Finalmente il Presidente della Repubblica Sergio Mattarella ha parlato chiaro. Con inusuale forza e assoluta chiarezza. Bene. Da queste pagine e poi su “Il Giornale” nei giorni scorsi avevamo auspicato un intervento che ribadisse l’inviolabilità della Giornata del Ricordo minacciata dall’indifferenza di molte istituzioni, dal disinteresse di una parte della Cultura e dai tentativi di riproporre tesi negazioniste o riduzioniste.

Non ci illudiamo di averlo influenzato, ma siamo grati per la sensibilità con cui è intervenuto sull’argomento. Le sue parole pronunciate con 24 d’ore d’anticipo sulla Giornata della Memoria, sono esemplari perché chiariscono dei punti che qualcuno vuole nuovamente rendere controversi o discutibili con l’obbiettivo di mettere in dubbio non solo la verità storica delle Foibe, ma anche la tragedia dell’esodo di istriani, fiumani e dalmati. L’ha impedito e l’ha fatto con fermezza e sostanza. È doveroso, al netto delle distanze politiche, prenderne atto.
Parlando di “grande tragedia italiana” il Presidente ha ricordato a tutti (e proprio tutti…) che i morti delle foibe e i 300 mila e più italiani costretti a fuggire dalle proprie case in Istria, Fiume e Dalmazia non erano rappresentanti di un gruppo o di una fazione politica, ma dei connazionali colpevoli soltanto di esser nati italiani e di volerlo restare. Descrivendo il loro passaggio “dall’oppressione nazista a quella comunista” sottolinea come tra i due “grandi totalitarismi del Novecento” non vi sia differenza.
Una lezione non da poco per quei nostalgici delle bandiere rosse pronti ancora oggi a mettere la sordina ad una pagina della storia patria assai buia e, dal loro punto di vista, anche assai scomoda. Ma apprezziamo soprattutto la chiarezza con cui il Presidente ricorda che “non si trattò, come qualche storico negazionista o riduzionista ha provato a insinuare, di una ritorsione contro i torti del fascismo. Perché tra le vittime italiane di un odio, comunque intollerabile, che era insieme ideologico, etnico e sociale, vi furono molte persone che nulla avevano a che fare con i fascisti e le loro persecuzioni”.
Parole importanti visto il tentativo di qualche sezione dell’Associazione Nazionale Partigiani d’Italia, un’associazione che per statuto dovrebbe condannare il negazionismo, di affidare le rievocazioni del “Giorno del Ricordo” proprio a qualche “storico negazionista o riduzionista”. Le sue parole ora non offrono più alibi. E speriamo offrano ai vertici dell’Anpi lo spunto per una selezione dei propri rappresentanti più in linea con le diversità politiche che contraddistinsero la Resistenza.

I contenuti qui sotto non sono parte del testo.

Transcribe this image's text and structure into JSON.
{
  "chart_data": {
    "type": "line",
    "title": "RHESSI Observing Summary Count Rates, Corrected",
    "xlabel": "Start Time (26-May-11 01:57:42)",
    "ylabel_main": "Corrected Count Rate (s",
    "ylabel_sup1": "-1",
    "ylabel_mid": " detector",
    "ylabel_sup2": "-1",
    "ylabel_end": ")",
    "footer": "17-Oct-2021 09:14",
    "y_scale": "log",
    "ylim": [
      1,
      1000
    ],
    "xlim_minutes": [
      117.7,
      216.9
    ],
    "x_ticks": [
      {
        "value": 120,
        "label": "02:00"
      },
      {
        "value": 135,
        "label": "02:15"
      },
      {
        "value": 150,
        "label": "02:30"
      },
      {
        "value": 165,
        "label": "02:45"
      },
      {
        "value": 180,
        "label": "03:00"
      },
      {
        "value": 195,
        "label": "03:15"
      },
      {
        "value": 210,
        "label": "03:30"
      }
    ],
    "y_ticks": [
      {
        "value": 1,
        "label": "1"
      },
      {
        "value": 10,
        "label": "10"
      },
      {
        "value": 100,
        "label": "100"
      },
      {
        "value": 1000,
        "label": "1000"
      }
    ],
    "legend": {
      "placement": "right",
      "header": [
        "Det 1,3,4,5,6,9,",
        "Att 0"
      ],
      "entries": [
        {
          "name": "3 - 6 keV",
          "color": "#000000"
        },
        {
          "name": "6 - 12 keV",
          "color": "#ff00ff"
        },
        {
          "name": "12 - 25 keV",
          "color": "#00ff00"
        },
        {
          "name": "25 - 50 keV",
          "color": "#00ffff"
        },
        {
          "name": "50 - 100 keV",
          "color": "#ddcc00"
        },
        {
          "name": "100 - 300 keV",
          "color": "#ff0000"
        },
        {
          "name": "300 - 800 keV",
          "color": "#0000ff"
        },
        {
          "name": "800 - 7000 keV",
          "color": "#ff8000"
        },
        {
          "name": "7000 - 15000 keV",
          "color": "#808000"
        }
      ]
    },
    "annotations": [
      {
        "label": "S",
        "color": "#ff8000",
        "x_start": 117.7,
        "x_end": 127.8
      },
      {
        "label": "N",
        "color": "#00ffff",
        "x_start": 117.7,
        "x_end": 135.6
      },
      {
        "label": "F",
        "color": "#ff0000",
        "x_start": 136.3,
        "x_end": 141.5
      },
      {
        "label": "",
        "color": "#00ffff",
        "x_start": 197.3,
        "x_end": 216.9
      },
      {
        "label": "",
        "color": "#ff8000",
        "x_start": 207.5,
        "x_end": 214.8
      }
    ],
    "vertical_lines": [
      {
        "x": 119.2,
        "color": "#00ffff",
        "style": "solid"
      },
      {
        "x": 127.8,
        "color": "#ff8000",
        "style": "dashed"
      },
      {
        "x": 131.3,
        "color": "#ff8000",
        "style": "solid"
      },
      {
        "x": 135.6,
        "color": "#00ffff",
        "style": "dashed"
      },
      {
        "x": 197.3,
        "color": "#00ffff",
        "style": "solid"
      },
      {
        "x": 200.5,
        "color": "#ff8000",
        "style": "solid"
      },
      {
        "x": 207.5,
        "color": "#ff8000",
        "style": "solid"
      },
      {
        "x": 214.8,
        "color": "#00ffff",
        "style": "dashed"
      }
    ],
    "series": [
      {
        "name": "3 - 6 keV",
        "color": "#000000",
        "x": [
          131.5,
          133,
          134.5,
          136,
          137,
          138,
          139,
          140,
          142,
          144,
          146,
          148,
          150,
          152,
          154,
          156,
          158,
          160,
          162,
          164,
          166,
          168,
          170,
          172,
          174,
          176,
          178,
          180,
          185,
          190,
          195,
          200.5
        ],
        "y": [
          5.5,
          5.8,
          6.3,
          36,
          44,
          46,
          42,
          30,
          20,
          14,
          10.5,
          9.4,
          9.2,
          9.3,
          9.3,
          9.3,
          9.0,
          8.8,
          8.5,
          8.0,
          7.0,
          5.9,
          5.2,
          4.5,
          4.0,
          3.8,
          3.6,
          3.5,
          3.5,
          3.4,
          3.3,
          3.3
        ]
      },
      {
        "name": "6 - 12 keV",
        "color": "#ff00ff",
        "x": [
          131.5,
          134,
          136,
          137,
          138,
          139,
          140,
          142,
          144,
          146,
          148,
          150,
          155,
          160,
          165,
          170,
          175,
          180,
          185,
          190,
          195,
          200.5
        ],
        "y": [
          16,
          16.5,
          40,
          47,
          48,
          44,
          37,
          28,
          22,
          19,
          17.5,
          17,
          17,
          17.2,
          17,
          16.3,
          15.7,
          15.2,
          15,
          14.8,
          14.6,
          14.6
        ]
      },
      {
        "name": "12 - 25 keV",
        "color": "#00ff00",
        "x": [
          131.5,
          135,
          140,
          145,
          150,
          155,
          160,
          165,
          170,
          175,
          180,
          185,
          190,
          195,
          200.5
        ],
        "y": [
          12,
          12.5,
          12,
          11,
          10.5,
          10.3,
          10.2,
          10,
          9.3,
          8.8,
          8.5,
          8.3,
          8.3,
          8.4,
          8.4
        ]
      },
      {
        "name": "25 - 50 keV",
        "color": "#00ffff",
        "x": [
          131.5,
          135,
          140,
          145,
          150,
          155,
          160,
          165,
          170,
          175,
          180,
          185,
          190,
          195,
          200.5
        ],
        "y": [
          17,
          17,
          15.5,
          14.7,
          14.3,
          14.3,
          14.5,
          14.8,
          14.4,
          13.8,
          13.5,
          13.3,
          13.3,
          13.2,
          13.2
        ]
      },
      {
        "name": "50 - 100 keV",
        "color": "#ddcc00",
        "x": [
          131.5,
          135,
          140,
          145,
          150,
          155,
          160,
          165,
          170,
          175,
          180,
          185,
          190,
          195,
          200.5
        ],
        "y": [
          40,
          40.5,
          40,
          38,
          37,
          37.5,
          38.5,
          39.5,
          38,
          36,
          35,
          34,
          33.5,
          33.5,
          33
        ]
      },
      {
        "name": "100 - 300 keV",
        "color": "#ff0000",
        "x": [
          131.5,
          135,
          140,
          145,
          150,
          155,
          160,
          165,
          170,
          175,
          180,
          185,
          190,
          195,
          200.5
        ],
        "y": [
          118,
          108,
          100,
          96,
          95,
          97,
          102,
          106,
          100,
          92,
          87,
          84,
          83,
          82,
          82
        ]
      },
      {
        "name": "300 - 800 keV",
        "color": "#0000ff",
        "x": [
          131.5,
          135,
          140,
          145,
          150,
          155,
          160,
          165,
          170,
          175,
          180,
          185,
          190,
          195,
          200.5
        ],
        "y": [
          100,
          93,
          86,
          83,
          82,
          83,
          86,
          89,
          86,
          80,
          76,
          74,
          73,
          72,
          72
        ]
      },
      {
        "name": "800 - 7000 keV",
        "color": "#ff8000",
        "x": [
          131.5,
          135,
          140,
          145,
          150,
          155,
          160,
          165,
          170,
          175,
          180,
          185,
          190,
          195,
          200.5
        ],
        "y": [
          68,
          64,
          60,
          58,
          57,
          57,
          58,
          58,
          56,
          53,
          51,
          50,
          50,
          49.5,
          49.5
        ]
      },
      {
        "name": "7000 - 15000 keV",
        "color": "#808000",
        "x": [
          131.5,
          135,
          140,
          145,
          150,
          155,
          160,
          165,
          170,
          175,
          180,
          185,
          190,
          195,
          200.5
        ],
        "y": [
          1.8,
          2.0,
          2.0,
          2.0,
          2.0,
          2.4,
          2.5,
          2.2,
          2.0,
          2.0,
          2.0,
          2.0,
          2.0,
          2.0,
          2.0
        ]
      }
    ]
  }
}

Anche perché nelle foibe, come Mattarella fa capire, finirono molti partigiani “bianchi”, monarchici o semplicente apolitici colpevoli solo di voler restare italiani o di non accettare l’ideologia comunista. La tragedia della malga di Porzus — la mattanza comunista di antifascisti italiani a lungo taciuta, ignorata — insegna. Anche l’anticipo di 24 ore della commemorazione, definito da qualcuno irrispettoso a fronte di una data fissata per legge al 10 febbraio, contribuisce alla sostanza delle sue dichiarazioni. Quando toccherà alle altre istituzioni affrontare le celebrazioni nessuno potrà addurre scuse o giustificazioni. Nessuno potrà contestare delle verità che la Presidenza della Repubblica indica come vincolanti per ogni italiano chiamato a partecipare alla Giornata del Ricordo. E alla sostanza del suo atteggiamento ha contribuito anche la decisione di tornare ad ospitarla tra le mura del Quirinale come già fatto dai suoi predecessori.
Commemorare la giornata del Ricordo nella sede della Presidenza della Repubblica contribuisce a conferirle quell’aurea di rievocazione “super partes” che nessun altra sede istituzionale può regalare. Perché solo le mura del Quirinale rappresentano quell’unità nazionale che ci lega indissolubilmente alle vittime delle Foibe e ai protagonisti dell’esodo.